I need more info. I do like the 401K where I work as they match some funds so its a good deal. The problem is that my wages have not gone up with the cost of living in 10 years so getting by in life and adding to retirement just gets tougher and tougher. With what retirement age is for Social Security I will likely die before I can see any benefit, and I bet if I retire early without SS assistance they will find a way to make that impossible(tax). For those of us who cannot put much into savings the 401K already locks up the money making hardship withdrawals costly causing some of us to just reduce it to the minimum to obtain the company match leaving us to find other vehicles to keep some money easy to reach.
wow,,, i read some of the comments here and it would appear many are simply untrained and really do not understand how these investments work,
simply put, you are deferring tax on a fancy savings accounts or a mutual fund to withdrawal the monies at a later date. so by "investing" you are reducing your tax burden marginally with today's rate for an unknown tax rate in the future. so you really think the rate is going to go down!!! lol
just invest your money in after tax plans so when you withdrawal - first there is no age limit and second there is no tax liability. so simple - you are NOT saving any tax liabilities or amounts you will pay, you are only increasing the amount when you withdrawal.
People are blaming Obama when it is only Congress that passes the laws. Congress is filled with rich men who have a great health plan and a super pension plan that no other workers in America will ever see.
One of the problems Americans face is that Congress keeps on changing the pension and 401K rules. When Congress needs money, they change the rules.
I have been losing money on my 401K, as much as a years worth of savings in one day. I am down about one third and will soon have to start drawing out my 401K money so it can be taxed. What I though was a good and save investment turned out to be mostly losses. I did not pay taxes on what I put in but my investments are way below what I invested. Most of my various employers have quit matching a long time ago. It was assumed that I would be in a lower tax bracket when I retired and paid taxes on my 401K withdrawals but no Congress will simply find a way to tax me more. My Social Security taxable income rises when I get my 401K money so I lose doubly.
No wonder there are people protesting on Wall Street and why people have so little faith in Congress.
For those who blame Obama, remember this crap has been going on for a very long long time.

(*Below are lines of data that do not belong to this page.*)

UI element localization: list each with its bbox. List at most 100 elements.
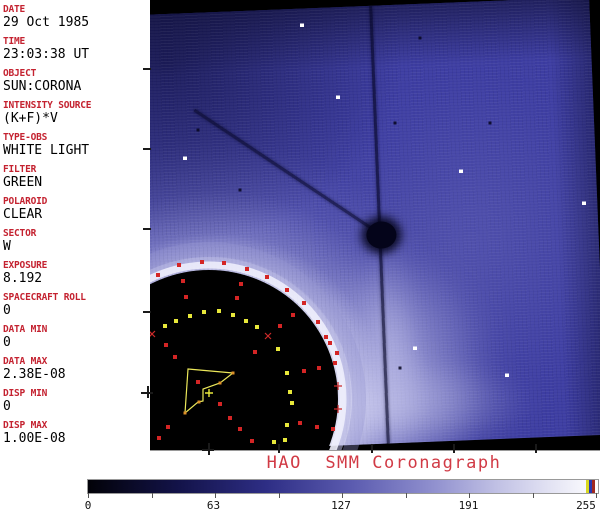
metadata-field-intensity-source: INTENSITY SOURCE (K+F)*V — [3, 101, 149, 126]
left-edge-tick — [143, 228, 151, 230]
red-grid-dot — [200, 260, 204, 264]
metadata-field-polaroid: POLAROID CLEAR — [3, 197, 149, 222]
field-label: DISP MIN — [3, 388, 48, 399]
yellow-grid-dot — [288, 390, 292, 394]
field-value: W — [3, 239, 11, 254]
dark-speck — [488, 121, 492, 125]
red-grid-dot — [157, 436, 161, 440]
field-label: DATA MIN — [3, 324, 48, 335]
red-grid-dot — [164, 343, 168, 347]
red-grid-dot — [173, 355, 177, 359]
left-edge-tick — [143, 148, 151, 150]
metadata-field-data-max: DATA MAX 2.38E-08 — [3, 357, 149, 382]
colorbar-label-191: 191 — [458, 499, 479, 512]
colorbar-tick — [596, 493, 597, 498]
metadata-field-data-min: DATA MIN 0 — [3, 325, 149, 350]
dark-speck — [418, 36, 422, 40]
colorbar-tick — [151, 493, 153, 498]
colorbar-tick — [532, 493, 534, 498]
red-grid-dot — [228, 416, 232, 420]
red-grid-dot — [278, 324, 282, 328]
colorbar-tick — [278, 493, 280, 498]
colorbar-tick — [405, 493, 407, 498]
star-dot — [336, 95, 340, 99]
yellow-grid-dot — [163, 324, 167, 328]
roi-polygon — [184, 368, 235, 415]
red-grid-dot — [156, 273, 160, 277]
colorbar-tick — [469, 493, 470, 498]
red-grid-dot — [196, 380, 200, 384]
yellow-grid-dot — [231, 313, 235, 317]
red-grid-dot — [315, 425, 319, 429]
field-value: (K+F)*V — [3, 111, 58, 126]
field-value: SUN:CORONA — [3, 79, 82, 94]
dark-speck — [238, 188, 242, 192]
roi-vertex — [218, 381, 222, 385]
red-plus-mark — [334, 405, 342, 413]
red-grid-dot — [238, 427, 242, 431]
field-label: FILTER — [3, 164, 37, 175]
colorbar — [87, 479, 599, 494]
red-grid-dot — [317, 366, 321, 370]
star-dot — [582, 201, 586, 205]
field-value: 2.38E-08 — [3, 367, 66, 382]
red-grid-dot — [239, 282, 243, 286]
red-grid-dot — [177, 263, 181, 267]
field-label: SPACECRAFT ROLL — [3, 292, 86, 303]
yellow-grid-dot — [283, 438, 287, 442]
metadata-field-sector: SECTOR W — [3, 229, 149, 254]
yellow-grid-dot — [202, 310, 206, 314]
colorbar-label-63: 63 — [206, 499, 221, 512]
red-grid-dot — [222, 261, 226, 265]
metadata-field-disp-max: DISP MAX 1.00E-08 — [3, 421, 149, 446]
coronagraph-image-canvas — [150, 0, 600, 451]
star-dot — [459, 169, 463, 173]
field-value: 23:03:38 UT — [3, 47, 90, 62]
star-dot — [505, 373, 509, 377]
yellow-grid-dot — [188, 314, 192, 318]
red-grid-dot — [250, 439, 254, 443]
star-dot — [413, 346, 417, 350]
occulting-disk — [150, 270, 338, 450]
red-grid-dot — [324, 335, 328, 339]
field-value: 0 — [3, 303, 11, 318]
colorbar-label-0: 0 — [84, 499, 92, 512]
field-value: GREEN — [3, 175, 43, 190]
fiducial-plus-v — [147, 386, 149, 398]
field-label: DISP MAX — [3, 420, 48, 431]
red-grid-dot — [184, 295, 188, 299]
field-label: INTENSITY SOURCE — [3, 100, 92, 111]
colorbar-tick — [88, 493, 89, 498]
field-label: DATA MAX — [3, 356, 48, 367]
red-grid-dot — [298, 421, 302, 425]
field-value: CLEAR — [3, 207, 43, 222]
bottom-edge-tick — [371, 444, 373, 453]
instrument-title: HAO SMM Coronagraph — [266, 453, 502, 473]
left-edge-tick — [143, 68, 151, 70]
field-label: OBJECT — [3, 68, 37, 79]
star-dot — [183, 156, 187, 160]
metadata-field-type-obs: TYPE-OBS WHITE LIGHT — [3, 133, 149, 158]
red-grid-dot — [218, 402, 222, 406]
metadata-field-spacecraft-roll: SPACECRAFT ROLL 0 — [3, 293, 149, 318]
field-value: 29 Oct 1985 — [3, 15, 90, 30]
dark-speck — [393, 121, 397, 125]
roi-vertex — [183, 411, 187, 415]
bottom-edge-tick — [453, 444, 455, 453]
colorbar-label-255: 255 — [576, 499, 596, 512]
annotation-overlay — [150, 23, 586, 450]
colorbar-tick — [342, 493, 343, 498]
roi-vertex — [197, 400, 201, 404]
bottom-edge-tick — [535, 444, 537, 453]
field-label: EXPOSURE — [3, 260, 48, 271]
bottom-edge-tick — [278, 444, 280, 453]
metadata-field-object: OBJECT SUN:CORONA — [3, 69, 149, 94]
red-grid-dot — [302, 369, 306, 373]
dark-speck — [196, 128, 200, 132]
yellow-grid-dot — [174, 319, 178, 323]
corona-mid-rim — [150, 257, 351, 450]
red-grid-dot — [245, 267, 249, 271]
red-x-mark — [150, 330, 156, 338]
star-dot — [300, 23, 304, 27]
red-grid-dot — [265, 275, 269, 279]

HERE Is More of the HOPE And Change we were told was coming
Thanks Obama,it is time to leave the office while there is still a USA
I could honesty give a crap less. I'll probably have to work until I die anyway since the retirement age will probably be 72 or higher by the time I can retire.
When you put your money in the 401k or any retirement plan other than specific investments you don't know how your money is specifically getting invested.
I would rather work my whole life than support companies that I don't agree with their practices and Wall Street. In my opinion the stock market is just as bad as the oil companies because the stock prices don't only reflect the company, they are too heavily influenced by speculation and external events that often shouldn't affect their value.
I'm voting with my money and not taking the 401k, or stock market for that matter, route.